For further info, have a look in this thread on the official project forum. In that thread, it is described by Howard Feldman which is one of the persons behind the projects.
Addons: Distributed Folding GUI
A new but very cool little program written by Digital Parasite. It lets you monitor the client and other stuff. He is still working on adding several other interesting things, but it is already very nice.
You can find more and updated info and download it on this website.
Addons: Foldmonitor
A nice little monitor program (PerlTk script), that runs on both Linux and Windows. More info and download on the website.
Addons: KDFold
Another nice monitor program written in Kylix and therefore also available for both Linux and Windows. More info is available here.
Running Hidden/Win9x auto-start/etc.
The Knights Who Say Ni! has created a nice little tutorial and a little program for this, which you can find right here.
How to enable large buffering (recommended!)
Step 1:
Edit the "foldit.bat" batch file in the distribfold\ directory. You will see
something like this at the start of the file:
@echo off
:start
.\foldtrajlite -f protein -n native
The third line contains 'parameters' or 'arguments' (not sure what the proper term would be) for running the client .exe (foldtrajlite).
You want to add a "-df" 'switch' to this line so that it looks like this:
.\foldtrajlite -f protein -n native -df
This will enable much larger buffering, which will allow you avoid the error message and halting of the client after 6 sets of structures are completed (30,000 proteins). The -df switch will allow your client to keep on crunching, even if it isn't able to contact the server to upload results. Also, if you have a larger number of structures to return you NEED the -df switch in order to properly upload the results (otherwise it can 'lose' some of them). With the -df switch enabled you don't have to worry about losing results like this.
Hey - something is wrong with my stats?!
The only unique identifier in this project is your handle. The only person that knows your handle is you. The username you see in the stats is not unique. You are the only one that knows your handle because of security and privacy reasons (which is a good thing!). Since there is no way for the persons that provides stats (like Dyyryaths cool stats) to identify you, they have to use your username combined with what team you are on and your organisation. If you change these (which you can do), the "stats engine" will not be able to identify you and your stats will appear to be wrong.

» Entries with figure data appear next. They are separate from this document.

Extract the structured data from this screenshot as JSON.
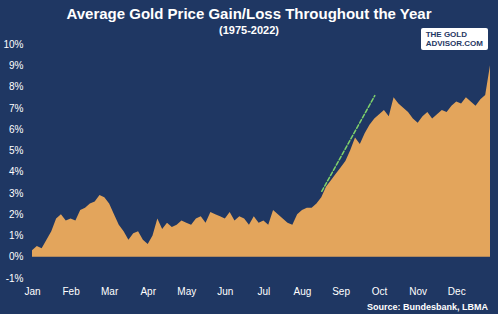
{
  "chart_data": {
    "type": "area",
    "title": "Average Gold Price Gain/Loss Throughout the Year",
    "subtitle": "(1975-2022)",
    "source": "Source: Bundesbank, LBMA",
    "logo": [
      "THE GOLD",
      "ADVISOR.COM"
    ],
    "color": "#e3a55c",
    "categories": [
      "Jan",
      null,
      null,
      null,
      null,
      null,
      null,
      null,
      "Feb",
      null,
      null,
      null,
      null,
      null,
      null,
      null,
      "Mar",
      null,
      null,
      null,
      null,
      null,
      null,
      null,
      "Apr",
      null,
      null,
      null,
      null,
      null,
      null,
      null,
      "May",
      null,
      null,
      null,
      null,
      null,
      null,
      null,
      "Jun",
      null,
      null,
      null,
      null,
      null,
      null,
      null,
      "Jul",
      null,
      null,
      null,
      null,
      null,
      null,
      null,
      "Aug",
      null,
      null,
      null,
      null,
      null,
      null,
      null,
      "Sep",
      null,
      null,
      null,
      null,
      null,
      null,
      null,
      "Oct",
      null,
      null,
      null,
      null,
      null,
      null,
      null,
      "Nov",
      null,
      null,
      null,
      null,
      null,
      null,
      null,
      "Dec",
      null,
      null,
      null,
      null,
      null,
      null,
      null
    ],
    "values": [
      0.3,
      0.5,
      0.4,
      0.8,
      1.2,
      1.8,
      2.0,
      1.7,
      1.8,
      1.7,
      2.2,
      2.3,
      2.5,
      2.6,
      2.9,
      2.8,
      2.5,
      2.0,
      1.5,
      1.2,
      0.8,
      1.1,
      1.2,
      0.8,
      0.6,
      1.0,
      1.8,
      1.3,
      1.6,
      1.4,
      1.5,
      1.7,
      1.6,
      1.5,
      1.8,
      1.9,
      1.6,
      2.1,
      2.0,
      1.9,
      1.8,
      2.1,
      1.7,
      1.9,
      1.8,
      1.5,
      1.9,
      1.6,
      1.7,
      1.5,
      2.2,
      2.0,
      1.8,
      1.6,
      1.5,
      2.0,
      2.2,
      2.3,
      2.3,
      2.5,
      2.8,
      3.3,
      3.6,
      3.9,
      4.2,
      4.5,
      5.0,
      5.6,
      5.3,
      5.8,
      6.2,
      6.5,
      6.7,
      6.9,
      6.6,
      7.5,
      7.2,
      7.0,
      6.8,
      6.5,
      6.3,
      6.6,
      6.8,
      6.5,
      6.7,
      6.9,
      6.8,
      7.1,
      7.3,
      7.2,
      7.5,
      7.3,
      7.1,
      7.4,
      7.6,
      9.0
    ],
    "trend_line": {
      "color": "#7fd36b",
      "line_style": "dashed",
      "values": [
        null,
        null,
        null,
        null,
        null,
        null,
        null,
        null,
        null,
        null,
        null,
        null,
        null,
        null,
        null,
        null,
        null,
        null,
        null,
        null,
        null,
        null,
        null,
        null,
        null,
        null,
        null,
        null,
        null,
        null,
        null,
        null,
        null,
        null,
        null,
        null,
        null,
        null,
        null,
        null,
        null,
        null,
        null,
        null,
        null,
        null,
        null,
        null,
        null,
        null,
        null,
        null,
        null,
        null,
        null,
        null,
        null,
        null,
        null,
        null,
        3.1,
        null,
        null,
        null,
        null,
        null,
        null,
        null,
        null,
        null,
        null,
        7.6,
        null,
        null,
        null,
        null,
        null,
        null,
        null,
        null,
        null,
        null,
        null,
        null,
        null,
        null,
        null,
        null,
        null,
        null,
        null,
        null,
        null,
        null,
        null,
        null
      ]
    },
    "ylim": [
      -1,
      10
    ],
    "yticks": [
      {
        "value": -1,
        "label": "-1%"
      },
      {
        "value": 0,
        "label": "0%"
      },
      {
        "value": 1,
        "label": "1%"
      },
      {
        "value": 2,
        "label": "2%"
      },
      {
        "value": 3,
        "label": "3%"
      },
      {
        "value": 4,
        "label": "4%"
      },
      {
        "value": 5,
        "label": "5%"
      },
      {
        "value": 6,
        "label": "6%"
      },
      {
        "value": 7,
        "label": "7%"
      },
      {
        "value": 8,
        "label": "8%"
      },
      {
        "value": 9,
        "label": "9%"
      },
      {
        "value": 10,
        "label": "10%"
      }
    ],
    "grid": false
  }
}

What the heck does RMSD stand for and what does it mean?
RMSD stands for Root Mean Square Derivative. This measures the difference between a result and a known result, in the case of the CASP4 protiens used to test the DF client in the early stages, this meant comparing the structure created by the DF client to the structure that was considered the 'winning' structure prediction for the given protein during the CASP4 trials. Basically, RMSD measures how "close" the structure of a protein, as predicted by the DF client, is to the closest known structure for that protein. A smaller RMSD is not an absolutely measure of protein prediction quality, but is a reasonably reliable method of judging accuracy. A rough guide is that anything under 6.0A RMSD is of use, anything under 4.0A RMSD is pretty good and anything under 1.5A RMSD is VERY good.

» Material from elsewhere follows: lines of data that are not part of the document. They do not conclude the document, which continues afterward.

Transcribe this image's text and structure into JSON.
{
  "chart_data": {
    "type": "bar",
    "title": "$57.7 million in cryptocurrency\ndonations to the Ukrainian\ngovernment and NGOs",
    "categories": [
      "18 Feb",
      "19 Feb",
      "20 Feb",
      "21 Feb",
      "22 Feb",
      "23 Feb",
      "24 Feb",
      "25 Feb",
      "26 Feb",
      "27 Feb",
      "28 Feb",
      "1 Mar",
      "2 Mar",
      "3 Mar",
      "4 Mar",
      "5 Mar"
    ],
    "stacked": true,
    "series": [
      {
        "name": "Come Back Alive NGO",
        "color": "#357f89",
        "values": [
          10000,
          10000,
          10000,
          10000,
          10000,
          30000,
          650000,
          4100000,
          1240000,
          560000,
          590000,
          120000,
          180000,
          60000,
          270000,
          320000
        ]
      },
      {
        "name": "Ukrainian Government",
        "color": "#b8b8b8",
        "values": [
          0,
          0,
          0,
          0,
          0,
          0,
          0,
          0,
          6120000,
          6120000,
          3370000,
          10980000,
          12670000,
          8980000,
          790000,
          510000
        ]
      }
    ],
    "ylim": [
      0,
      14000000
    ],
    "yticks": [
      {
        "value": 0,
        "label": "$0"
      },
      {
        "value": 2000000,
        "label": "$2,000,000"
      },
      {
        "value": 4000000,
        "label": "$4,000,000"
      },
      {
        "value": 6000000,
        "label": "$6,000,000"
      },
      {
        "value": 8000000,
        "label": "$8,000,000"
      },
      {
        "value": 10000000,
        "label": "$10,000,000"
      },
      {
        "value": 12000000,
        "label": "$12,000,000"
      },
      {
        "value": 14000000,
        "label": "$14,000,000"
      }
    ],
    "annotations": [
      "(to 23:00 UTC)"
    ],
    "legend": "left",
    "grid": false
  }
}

Further information on the publication of results and who owns the intellectual property generated by the project:
I cannot tell you anything for certain, but from what I understand, any intellectual property generated by this project is the property of Mount Sinai Hospital. While there may possibly be some profit involved, the Hospital is itself a not-for-profit organization meaning that any proceeds would be reinvested into more research (to our projects and others in the institute)

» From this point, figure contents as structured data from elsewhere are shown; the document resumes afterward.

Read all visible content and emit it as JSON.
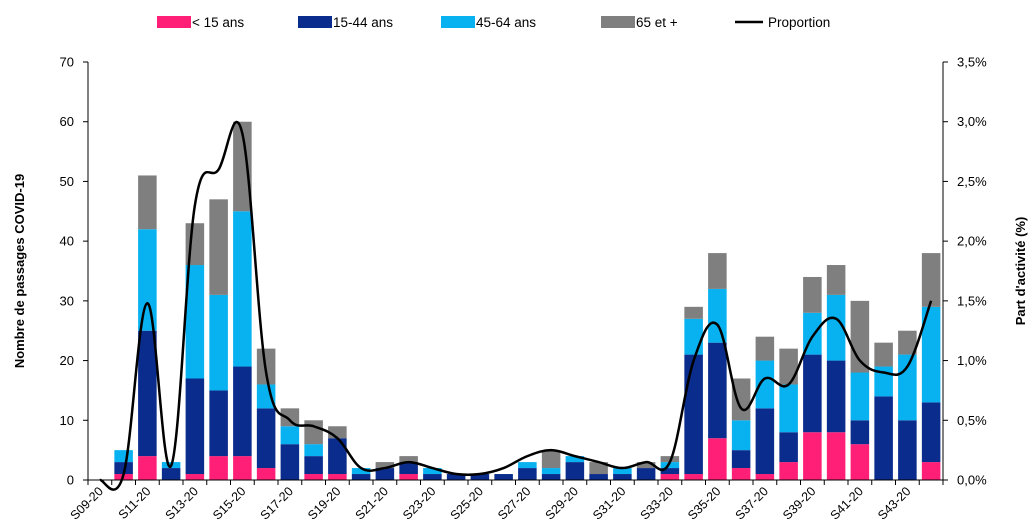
{
  "chart_data": {
    "type": "bar",
    "stacked": true,
    "categories": [
      "S09-20",
      "S10-20",
      "S11-20",
      "S12-20",
      "S13-20",
      "S14-20",
      "S15-20",
      "S16-20",
      "S17-20",
      "S18-20",
      "S19-20",
      "S20-20",
      "S21-20",
      "S22-20",
      "S23-20",
      "S24-20",
      "S25-20",
      "S26-20",
      "S27-20",
      "S28-20",
      "S29-20",
      "S30-20",
      "S31-20",
      "S32-20",
      "S33-20",
      "S34-20",
      "S35-20",
      "S36-20",
      "S37-20",
      "S38-20",
      "S39-20",
      "S40-20",
      "S41-20",
      "S42-20",
      "S43-20",
      "S44-20"
    ],
    "x_tick_labels": [
      "S09-20",
      "S11-20",
      "S13-20",
      "S15-20",
      "S17-20",
      "S19-20",
      "S21-20",
      "S23-20",
      "S25-20",
      "S27-20",
      "S29-20",
      "S31-20",
      "S33-20",
      "S35-20",
      "S37-20",
      "S39-20",
      "S41-20",
      "S43-20"
    ],
    "series": [
      {
        "name": "< 15 ans",
        "color": "#ff1f77",
        "values": [
          0,
          1,
          4,
          0,
          1,
          4,
          4,
          2,
          0,
          1,
          1,
          0,
          0,
          1,
          0,
          0,
          0,
          0,
          0,
          0,
          0,
          0,
          0,
          0,
          1,
          1,
          7,
          2,
          1,
          3,
          8,
          8,
          6,
          0,
          0,
          3
        ]
      },
      {
        "name": "15-44 ans",
        "color": "#0a2c8c",
        "values": [
          0,
          2,
          21,
          2,
          16,
          11,
          15,
          10,
          6,
          3,
          6,
          1,
          2,
          2,
          1,
          1,
          1,
          1,
          2,
          1,
          3,
          1,
          1,
          2,
          1,
          20,
          16,
          3,
          11,
          5,
          13,
          12,
          4,
          14,
          10,
          10
        ]
      },
      {
        "name": "45-64 ans",
        "color": "#08b1f0",
        "values": [
          0,
          2,
          17,
          1,
          19,
          16,
          26,
          4,
          3,
          2,
          0,
          1,
          0,
          0,
          1,
          0,
          0,
          0,
          1,
          1,
          1,
          0,
          1,
          0,
          1,
          6,
          9,
          5,
          8,
          8,
          7,
          11,
          8,
          5,
          11,
          16
        ]
      },
      {
        "name": "65 et +",
        "color": "#7f7f7f",
        "values": [
          0,
          0,
          9,
          0,
          7,
          16,
          15,
          6,
          3,
          4,
          2,
          0,
          1,
          1,
          0,
          0,
          0,
          0,
          0,
          3,
          0,
          2,
          0,
          1,
          1,
          2,
          6,
          7,
          4,
          6,
          6,
          5,
          12,
          4,
          4,
          9
        ]
      }
    ],
    "line_series": {
      "name": "Proportion",
      "color": "#000000",
      "axis": "right",
      "values": [
        0.0,
        0.05,
        1.48,
        0.12,
        2.3,
        2.6,
        2.9,
        0.9,
        0.5,
        0.45,
        0.35,
        0.1,
        0.1,
        0.15,
        0.1,
        0.05,
        0.05,
        0.1,
        0.2,
        0.25,
        0.2,
        0.15,
        0.1,
        0.15,
        0.15,
        1.0,
        1.3,
        0.6,
        0.85,
        0.8,
        1.2,
        1.35,
        1.0,
        0.9,
        0.95,
        1.5
      ]
    },
    "ylabel": "Nombre de passages COVID-19",
    "y2label": "Part d'activité (%)",
    "ylim": [
      0,
      70
    ],
    "yticks": [
      "0",
      "10",
      "20",
      "30",
      "40",
      "50",
      "60",
      "70"
    ],
    "y2lim": [
      0,
      3.5
    ],
    "y2ticks": [
      "0,0%",
      "0,5%",
      "1,0%",
      "1,5%",
      "2,0%",
      "2,5%",
      "3,0%",
      "3,5%"
    ],
    "legend": {
      "position": "top",
      "entries": [
        "< 15 ans",
        "15-44 ans",
        "45-64 ans",
        "65 et +",
        "Proportion"
      ]
    },
    "grid": false
  }
}
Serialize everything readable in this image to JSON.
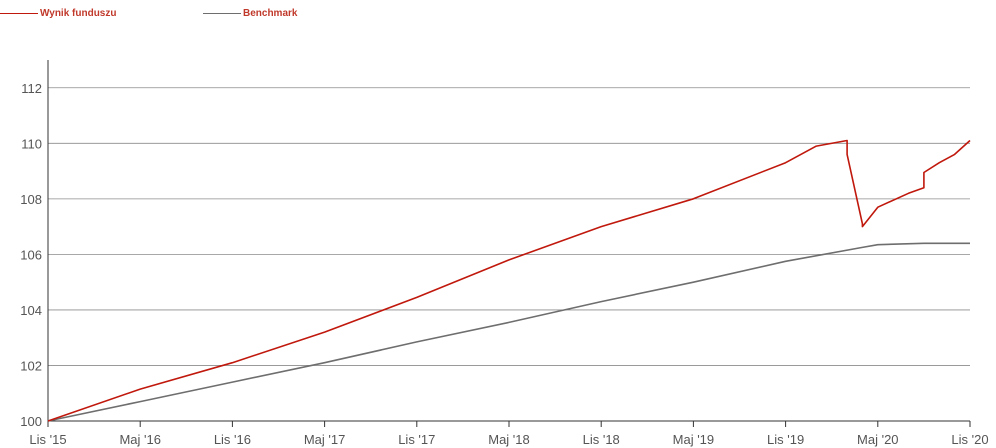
{
  "legend": [
    {
      "label": "Wynik funduszu",
      "color": "#c0180c"
    },
    {
      "label": "Benchmark",
      "color": "#6e6e6e"
    }
  ],
  "chart_data": {
    "type": "line",
    "ylim": [
      100,
      113
    ],
    "yticks": [
      100,
      102,
      104,
      106,
      108,
      110,
      112
    ],
    "xticks": [
      "Lis '15",
      "Maj '16",
      "Lis '16",
      "Maj '17",
      "Lis '17",
      "Maj '18",
      "Lis '18",
      "Maj '19",
      "Lis '19",
      "Maj '20",
      "Lis '20"
    ],
    "grid": "horizontal",
    "legend_position": "top-left",
    "series": [
      {
        "name": "Wynik funduszu",
        "color": "#c0180c",
        "points": [
          [
            "Lis '15",
            100.0
          ],
          [
            "Maj '16",
            101.15
          ],
          [
            "Lis '16",
            102.1
          ],
          [
            "Maj '17",
            103.2
          ],
          [
            "Lis '17",
            104.45
          ],
          [
            "Maj '18",
            105.8
          ],
          [
            "Lis '18",
            107.0
          ],
          [
            "Maj '19",
            108.0
          ],
          [
            "Lis '19",
            109.3
          ],
          [
            "Sty '20",
            109.9
          ],
          [
            "Mar '20",
            110.1
          ],
          [
            "Mar '20",
            109.6
          ],
          [
            "Kwi '20",
            107.1
          ],
          [
            "Kwi '20",
            107.0
          ],
          [
            "Maj '20",
            107.7
          ],
          [
            "Lip '20",
            108.2
          ],
          [
            "Sie '20",
            108.4
          ],
          [
            "Sie '20",
            108.95
          ],
          [
            "Wrz '20",
            109.3
          ],
          [
            "Paź '20",
            109.6
          ],
          [
            "Lis '20",
            110.1
          ]
        ]
      },
      {
        "name": "Benchmark",
        "color": "#6e6e6e",
        "points": [
          [
            "Lis '15",
            100.0
          ],
          [
            "Maj '16",
            100.7
          ],
          [
            "Lis '16",
            101.4
          ],
          [
            "Maj '17",
            102.1
          ],
          [
            "Lis '17",
            102.85
          ],
          [
            "Maj '18",
            103.55
          ],
          [
            "Lis '18",
            104.3
          ],
          [
            "Maj '19",
            105.0
          ],
          [
            "Lis '19",
            105.75
          ],
          [
            "Kwi '20",
            106.25
          ],
          [
            "Maj '20",
            106.35
          ],
          [
            "Sie '20",
            106.4
          ],
          [
            "Lis '20",
            106.4
          ]
        ]
      }
    ]
  }
}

Users will not be reimbursed in any way for their time of course (hence Intel's term 'philanthropic' computing), other than the personal satisfaction of having helped make great discoveries and helped science progress (and getting your name in the stats pages!).
Any discoveries made will be published in scientific journals, and may indeed be patented as well if appropriate (before publication as Jodie pointed out). But the act of publishing our findings to the scientific community effectively makes the knowledge we discover public domain.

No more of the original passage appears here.